Tax laws and drug laws and sex laws are for the humble servants of the state, not for the noble people who dedicate themselves to our own good. They have to work so hard that we must not fault them for acts the stress of hard work drives them to. It is really nerve-racking deciding how much to pay yourself.
Big central government just needs one more chance. Really. Trust them. We know more (not less) government is the answer and we just need to keep making it bigger and more centralized until we get it right. We workers just aren’t working hard enough for the common good. We must do more.
Phelps is some kind of a shirker, having fun when he should be working to stop gorebull warming or being a role model or doing something else for the common good. He isn’t being properly grateful to society for all that it has given him.
/sarc
It is one thing to ban substances in sport that actually aid athletes performances. Sports have rules, and this is just one element of the rules. If the drug both provides a improved performance and is very harmful to the athlete, then governing bodies might want it to be possible to be good at the sport without also bringing on premature death. (On the other hand, at least in some sports we accept similar tradeoffs without drugs without much controversy. Apparently the life expectancy of retired NFL players is about 20 years less than the general population, simply because of the immense physical toll that games puts on the body. And I can’t imagine the life expectancy of retired boxers is that great either, although I don’t have stats).
Enforcement may be so difficult that such rules might be impossible to enforce and the sport become a joke as a consequence (see cycling) but philosophically this can at least make sense.

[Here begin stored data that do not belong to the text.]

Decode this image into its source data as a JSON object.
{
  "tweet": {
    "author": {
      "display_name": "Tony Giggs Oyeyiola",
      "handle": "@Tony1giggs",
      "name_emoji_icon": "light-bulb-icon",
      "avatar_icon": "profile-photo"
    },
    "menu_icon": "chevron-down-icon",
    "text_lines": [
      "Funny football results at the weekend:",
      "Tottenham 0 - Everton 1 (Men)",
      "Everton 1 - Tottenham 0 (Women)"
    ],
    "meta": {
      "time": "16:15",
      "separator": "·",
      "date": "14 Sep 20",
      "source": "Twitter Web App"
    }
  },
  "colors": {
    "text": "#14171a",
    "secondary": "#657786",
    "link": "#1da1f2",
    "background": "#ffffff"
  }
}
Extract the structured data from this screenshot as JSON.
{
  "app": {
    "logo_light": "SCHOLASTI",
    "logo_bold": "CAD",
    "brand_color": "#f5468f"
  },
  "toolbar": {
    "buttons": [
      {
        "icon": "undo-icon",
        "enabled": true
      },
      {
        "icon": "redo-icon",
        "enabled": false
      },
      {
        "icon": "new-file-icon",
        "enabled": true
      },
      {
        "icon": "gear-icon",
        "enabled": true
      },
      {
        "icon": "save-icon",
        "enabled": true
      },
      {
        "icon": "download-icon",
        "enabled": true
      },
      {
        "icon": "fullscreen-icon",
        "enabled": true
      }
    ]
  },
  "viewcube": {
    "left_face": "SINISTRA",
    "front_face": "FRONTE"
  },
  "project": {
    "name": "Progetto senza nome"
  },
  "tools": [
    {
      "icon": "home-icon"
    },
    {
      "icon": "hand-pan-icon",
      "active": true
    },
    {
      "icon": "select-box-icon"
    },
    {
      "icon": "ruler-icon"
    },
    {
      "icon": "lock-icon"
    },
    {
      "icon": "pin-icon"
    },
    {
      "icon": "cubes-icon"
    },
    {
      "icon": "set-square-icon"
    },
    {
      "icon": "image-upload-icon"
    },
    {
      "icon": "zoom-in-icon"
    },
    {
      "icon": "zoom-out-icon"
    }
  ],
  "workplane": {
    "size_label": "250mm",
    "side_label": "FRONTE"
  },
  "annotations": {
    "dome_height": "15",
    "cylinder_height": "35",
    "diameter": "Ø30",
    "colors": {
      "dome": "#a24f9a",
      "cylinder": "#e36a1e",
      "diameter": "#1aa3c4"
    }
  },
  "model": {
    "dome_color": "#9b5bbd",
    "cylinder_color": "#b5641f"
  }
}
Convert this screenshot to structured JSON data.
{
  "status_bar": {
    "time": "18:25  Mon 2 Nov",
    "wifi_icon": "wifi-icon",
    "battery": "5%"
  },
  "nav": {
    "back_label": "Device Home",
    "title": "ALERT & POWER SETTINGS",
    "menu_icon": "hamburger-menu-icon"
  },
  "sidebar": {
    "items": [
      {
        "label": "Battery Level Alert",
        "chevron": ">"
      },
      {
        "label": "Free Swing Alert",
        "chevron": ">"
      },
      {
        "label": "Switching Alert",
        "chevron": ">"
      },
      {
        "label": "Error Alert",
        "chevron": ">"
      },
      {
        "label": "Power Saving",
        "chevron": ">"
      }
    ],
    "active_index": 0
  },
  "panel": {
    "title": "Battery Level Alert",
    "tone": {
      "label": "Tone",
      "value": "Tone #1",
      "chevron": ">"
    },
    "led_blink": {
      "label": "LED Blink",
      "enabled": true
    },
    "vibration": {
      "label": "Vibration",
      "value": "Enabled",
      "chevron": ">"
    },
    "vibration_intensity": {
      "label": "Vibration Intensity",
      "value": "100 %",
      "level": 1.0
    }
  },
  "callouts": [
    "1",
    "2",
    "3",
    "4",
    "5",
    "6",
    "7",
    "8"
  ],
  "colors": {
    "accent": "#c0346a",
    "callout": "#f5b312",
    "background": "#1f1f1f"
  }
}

However, the actions of the IOC (and the World Anti-Doping Agency, which is a creation of the IOC) to ban recreational drugs as well simply co-opts world sport into the huge, stupid, bureaucratic and venal “war on drugs”. The decision of other non-Olympic sports to allow the IOC to do the running on this is just desperately dumb, too. It means lots of bureaucratic stupidity, and a very War On Drugs style list of “evil” drugs, when the question of “What drugs should be prohibited” should clearly vary between sports that require different skills and have different cultures.